Source code for openeo_udf.functions.datacube_sklearn_ml
# -*- coding: utf-8 -*-
import numpy
import pandas
import xarray
from openeo_udf.api.datacube import DataCube
from openeo_udf.api.udf_data import UdfData
__license__ = "Apache License, Version 2.0"
__author__ = "Soeren Gebbert"
__copyright__ = "Copyright 2018, Soeren Gebbert"
__maintainer__ = "Soeren Gebbert"
__email__ = "soerengebbert@googlemail.com"
[docs]def rct_sklearn_ml(udf_data: UdfData):
    """Apply a pre-trained sklearn machine learn model on RED and NIR tiles
    The model must be a sklearn model that has a prediction method: m.predict(X)
    The prediction method must accept a pandas.DataFrame as input.
    Tiles with ids "red" and "nir" are required. The machine learn model will be applied to all spatio-temporal pixel
    of the two input raster collections.
    Args:
        udf_data (UdfData): The UDF data object that contains raster and vector tiles
    Returns:
        This function will not return anything, the UdfData object "udf_data" must be used to store the resulting
        data.
    """
    red = None
    nir = None
    # Iterate over each cube
    for cube in udf_data.get_datacube_list():
        if "red" in cube.id.lower():
            red = cube
        if "nir" in cube.id.lower():
            nir = cube
    if red is None:
        raise Exception("Red data cube is missing in input")
    if nir is None:
        raise Exception("Nir data cube is missing in input")

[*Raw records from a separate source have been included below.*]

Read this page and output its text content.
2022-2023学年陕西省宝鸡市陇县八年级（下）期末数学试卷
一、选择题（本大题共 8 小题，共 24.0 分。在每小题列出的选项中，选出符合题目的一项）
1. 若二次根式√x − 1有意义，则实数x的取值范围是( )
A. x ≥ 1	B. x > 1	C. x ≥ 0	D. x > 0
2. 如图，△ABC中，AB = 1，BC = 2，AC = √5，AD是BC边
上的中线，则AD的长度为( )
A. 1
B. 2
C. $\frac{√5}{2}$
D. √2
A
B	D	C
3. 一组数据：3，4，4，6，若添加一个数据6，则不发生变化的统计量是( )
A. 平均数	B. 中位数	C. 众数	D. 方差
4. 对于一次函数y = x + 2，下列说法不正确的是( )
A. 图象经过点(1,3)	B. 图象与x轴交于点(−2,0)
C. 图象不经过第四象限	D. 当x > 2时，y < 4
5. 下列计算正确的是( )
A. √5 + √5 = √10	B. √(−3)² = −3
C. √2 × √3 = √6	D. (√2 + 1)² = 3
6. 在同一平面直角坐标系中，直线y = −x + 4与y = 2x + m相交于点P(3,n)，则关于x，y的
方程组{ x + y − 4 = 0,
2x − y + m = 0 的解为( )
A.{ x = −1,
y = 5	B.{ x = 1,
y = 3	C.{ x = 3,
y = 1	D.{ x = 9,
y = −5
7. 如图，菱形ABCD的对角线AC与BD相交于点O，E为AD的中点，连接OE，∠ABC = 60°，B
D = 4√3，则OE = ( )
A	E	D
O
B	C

    # We need to reshape the data for prediction into one dimensional arrays
    three_dim_shape = red.array.shape
    one_dim_shape = numpy.prod(three_dim_shape)
    red_reshape = red.array.values.reshape((one_dim_shape))
    nir_reshape = nir.array.values.reshape((one_dim_shape))
    # This is the input data of the model. It must be trained with a DataFrame using the same names.
    X = pandas.DataFrame()
    X["red"] = red_reshape
    X["nir"] = nir_reshape
    # Get the first model
    mlm = udf_data.get_ml_model_list()[0]
    m = mlm.get_model()
    # Predict the data
    pred = m.predict(X)
    # Reshape the one dimensional predicted values to three dimensions based on the input shape
    pred_reshape = pred.reshape(three_dim_shape)
    result = xarray.DataArray(data=pred_reshape, dims=red.array.dims,
                              coords=red.array.coords, name=red.id + "_pytorch")
    # Create the new raster collection cube
    h = DataCube(array=result)
    # Insert the new hypercubes in the input object. The new tiles will
    # replace the original input tiles.
    udf_data.set_datacube_list([h, ])